Victime d’une attaque informatique importante qui force un ralentissement des services de première ligne, le CIUSSS du Centre-Ouest-de-l’Île-de Montréal annonce qu’il a suspendu la connectivité à internet ainsi que l’accès à distance à ses réseaux informatiques.

« Comme l’accès aux dossiers et aux données des patients est actuellement limité, nous avons ralenti les services de première ligne, sans les interrompre, pendant que nous enquêtons au sujet de cette situation avec le soutien de l’équipe de cybersécurité du ministère de la Santé et des services sociaux », précise un communiqué de presse émis peu avant 15 h.

Cette « intrusion relative à la sécurité » survient alors qu’une vague majeure de cyberattaques coordonnées cible des dizaines d’hôpitaux aux États-Unis, et possiblement au Canada. Le ministre de la Santé et des Services sociaux, Christian Dubé, a affirmé en début d’après-midi que les systèmes informatiques du CIUSSS ont rapidement été « fermés » de façon préventive, après la découverte de l’attaque mercredi, pour « protéger les données hospitalières de la population ».

La cyberattaque, que le ministre a qualifiée d' « importante », pourrait avoir touché d'autres « centres que le CIUSSS du Centre-Ouest », mais il n'a pas donné plus de détails. Le gouvernement dit travailler avec la GRC et Microsoft pour évaluer l'impact de la situation.

Le Cybersecurity Infrastructure Security Agency (CISA), en collaboration avec le FBI et le Département de la Santé américain, a publié mercredi un rapport annonçant une vague imminente de cyberattaques utilisant le rançongiciel Ryuk contre le système de santé américain.

Le Centre canadien de la cybersécurité a pour sa part alerté dès le 4 octobre les autorités canadiennes des risques « d’une campagne d’envergure mondiale menée par des exploitants du rançongiciel Ryuk qui pourraient s’en prendre à d’autres secteurs d’activité. »

« C’est peut-être une coïncidence, mais tout porte à croire que ce qui se passe dans le réseau de la santé du Québec est lié à la vague d’attaques qu’on voit aux États-Unis », estime Alexis Dorais-Joncas, chef d’équipe chez ESET et chercheur sur les logiciels malveillants.

« Si c’est le cas, c’est improbable que la compromission initiale se soit produite hier. C’est plutôt le genre d’attaque où le logiciel malveillant se propage dans les réseaux au fil du temps. Les attaquants réussissent en peu à peu à gagner des privilèges d’administrateur », précise M. Dorais-Joncas. Les logiciels malicieux sont suffisamment sophistiqués pour utiliser un ordinateur infecté comme « pivot » à partir duquel ils s’infiltrent sur d’autres appareils, réseaux et sous-réseau, sans jamais être détectés. « Les attaquants peuvent ainsi planifier le moment où ils vont déployer le logiciel. »

Les cyberattaques de type Ryuk surviennent généralement après que le réseau informatique d’une organisation ait été compromis par deux autres logiciels malveillants appelés Emotet et Trickbot, conçus à l’origine pour faire des vols de données financières et des extractions de mots de passe.

L’attaque en trois phases tente de désactiver ou de désinstaller les logiciels de sécurité du système de la victime afin d’empêcher que cette dernière bloque le raçongiciel », lit-on dans le communiqué du CISA.
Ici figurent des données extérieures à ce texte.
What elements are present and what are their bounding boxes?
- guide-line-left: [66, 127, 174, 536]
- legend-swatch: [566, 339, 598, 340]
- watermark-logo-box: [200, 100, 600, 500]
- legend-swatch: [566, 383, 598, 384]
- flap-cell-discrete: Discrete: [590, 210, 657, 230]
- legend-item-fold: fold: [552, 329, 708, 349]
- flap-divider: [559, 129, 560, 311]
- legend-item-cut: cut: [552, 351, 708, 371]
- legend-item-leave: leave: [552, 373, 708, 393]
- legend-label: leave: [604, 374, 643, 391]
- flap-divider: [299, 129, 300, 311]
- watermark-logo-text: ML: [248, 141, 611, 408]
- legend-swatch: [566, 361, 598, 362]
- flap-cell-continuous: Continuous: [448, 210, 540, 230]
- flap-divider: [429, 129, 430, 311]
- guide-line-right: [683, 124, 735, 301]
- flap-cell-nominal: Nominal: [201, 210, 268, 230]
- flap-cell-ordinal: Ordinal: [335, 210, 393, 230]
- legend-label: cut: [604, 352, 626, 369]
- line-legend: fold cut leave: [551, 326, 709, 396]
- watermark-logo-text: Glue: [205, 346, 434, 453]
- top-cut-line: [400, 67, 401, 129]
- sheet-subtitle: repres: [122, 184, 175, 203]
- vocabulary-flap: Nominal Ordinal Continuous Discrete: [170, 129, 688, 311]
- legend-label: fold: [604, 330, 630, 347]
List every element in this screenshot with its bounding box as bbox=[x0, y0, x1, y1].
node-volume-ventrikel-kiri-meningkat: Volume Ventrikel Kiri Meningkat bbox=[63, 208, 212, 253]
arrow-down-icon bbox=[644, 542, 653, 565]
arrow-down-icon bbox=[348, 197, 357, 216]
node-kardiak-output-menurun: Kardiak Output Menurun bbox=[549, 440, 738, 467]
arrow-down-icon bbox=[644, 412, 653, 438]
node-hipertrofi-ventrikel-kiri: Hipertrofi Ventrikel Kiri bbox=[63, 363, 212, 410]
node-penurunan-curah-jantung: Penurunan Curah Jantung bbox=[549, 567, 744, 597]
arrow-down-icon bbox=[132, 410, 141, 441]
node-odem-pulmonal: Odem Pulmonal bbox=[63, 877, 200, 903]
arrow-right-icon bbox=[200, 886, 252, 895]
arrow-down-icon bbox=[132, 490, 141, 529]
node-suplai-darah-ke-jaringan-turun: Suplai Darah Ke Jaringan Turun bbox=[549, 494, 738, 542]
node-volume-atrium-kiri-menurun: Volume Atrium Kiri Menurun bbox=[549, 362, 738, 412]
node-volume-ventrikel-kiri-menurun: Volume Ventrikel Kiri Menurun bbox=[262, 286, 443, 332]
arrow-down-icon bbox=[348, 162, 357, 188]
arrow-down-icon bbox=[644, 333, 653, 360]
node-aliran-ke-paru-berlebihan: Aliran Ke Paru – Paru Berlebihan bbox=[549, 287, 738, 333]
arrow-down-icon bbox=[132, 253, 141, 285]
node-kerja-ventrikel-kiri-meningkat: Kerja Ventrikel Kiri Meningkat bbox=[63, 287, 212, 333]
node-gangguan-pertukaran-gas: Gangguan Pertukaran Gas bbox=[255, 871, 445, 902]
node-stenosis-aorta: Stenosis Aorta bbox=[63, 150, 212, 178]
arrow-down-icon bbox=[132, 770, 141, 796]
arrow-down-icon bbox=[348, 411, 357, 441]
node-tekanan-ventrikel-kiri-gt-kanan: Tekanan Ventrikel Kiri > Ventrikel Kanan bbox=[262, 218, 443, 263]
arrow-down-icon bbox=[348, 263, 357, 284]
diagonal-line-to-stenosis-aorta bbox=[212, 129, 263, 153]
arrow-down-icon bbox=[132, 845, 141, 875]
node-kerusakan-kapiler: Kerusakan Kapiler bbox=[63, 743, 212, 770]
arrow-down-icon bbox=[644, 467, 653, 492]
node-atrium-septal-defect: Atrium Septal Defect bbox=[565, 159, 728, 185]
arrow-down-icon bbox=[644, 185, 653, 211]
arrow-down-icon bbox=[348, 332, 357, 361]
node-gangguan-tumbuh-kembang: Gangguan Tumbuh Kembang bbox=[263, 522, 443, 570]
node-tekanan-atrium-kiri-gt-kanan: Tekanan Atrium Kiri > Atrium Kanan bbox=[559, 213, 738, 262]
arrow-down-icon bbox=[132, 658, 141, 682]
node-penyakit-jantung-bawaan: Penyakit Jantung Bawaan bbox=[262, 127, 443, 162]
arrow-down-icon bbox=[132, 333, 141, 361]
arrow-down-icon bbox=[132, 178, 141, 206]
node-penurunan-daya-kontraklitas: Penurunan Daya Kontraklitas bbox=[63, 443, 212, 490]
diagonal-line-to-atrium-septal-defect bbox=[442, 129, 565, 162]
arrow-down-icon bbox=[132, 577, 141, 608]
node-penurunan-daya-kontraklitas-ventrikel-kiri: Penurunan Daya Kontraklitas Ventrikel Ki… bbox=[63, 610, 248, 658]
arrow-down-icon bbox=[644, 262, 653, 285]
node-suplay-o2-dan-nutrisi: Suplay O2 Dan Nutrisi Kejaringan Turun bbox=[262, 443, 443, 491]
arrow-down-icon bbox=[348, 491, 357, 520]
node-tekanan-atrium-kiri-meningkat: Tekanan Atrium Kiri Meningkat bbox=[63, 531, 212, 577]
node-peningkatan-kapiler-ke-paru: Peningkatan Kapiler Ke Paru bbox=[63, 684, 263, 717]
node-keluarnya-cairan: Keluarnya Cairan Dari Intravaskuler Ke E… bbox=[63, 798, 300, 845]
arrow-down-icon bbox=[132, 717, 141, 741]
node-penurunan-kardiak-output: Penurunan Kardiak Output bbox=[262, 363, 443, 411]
Une fois l’attaque en cours, les utilisateurs du rançongiciel déploient d’autres logiciels malveillants pour saisir les données.

Typiquement, les données des disques durs et même les données de sauvegardes sont rendues illisibles par un chiffrement pratiquement impossible à craquer. Un fichier appelé « RyukReadMe », qui contient une adresse de courriel permettant de contacter l’attaquant sur un serveur anonymisé qui ne permet pas de retracer l’endroit où il se trouve. Le pirate tente alors de négocier une rançon en échange de laquelle il redonne accès aux informations qu’il a chiffrées.

Dans certains cas, l’attaque fonctionne moins bien, mais rend les ordinateurs et le réseau des organisations inutilisables. Selon M. Dorais-Joncas, la remise en service des réseaux ciblés par ces attaques peut prendre plusieurs jours, voire des semaines. « On le voit avec ce qui se passe à la STM. Plus d’un millier de leurs serveurs ont été attaqués par un rançongiciel. Même deux semaines après l’attaque, ce n’est pas encore réglé », souligne-t-il.

Les experts en sécurité doivent notamment expertiser chaque appareil et auditer l’ensemble du réseau pour s’assurer qu’ils sont nettoyés des logiciels malveillants avant de tout remettre en fonction.

Le réseau québécois de la santé, qui comporte plusieurs systèmes complexes, de conception de d’âges différents, ferait face à une « tâche colossale » s’il devait être victime de ce genre d’attaque, estime le spécialiste.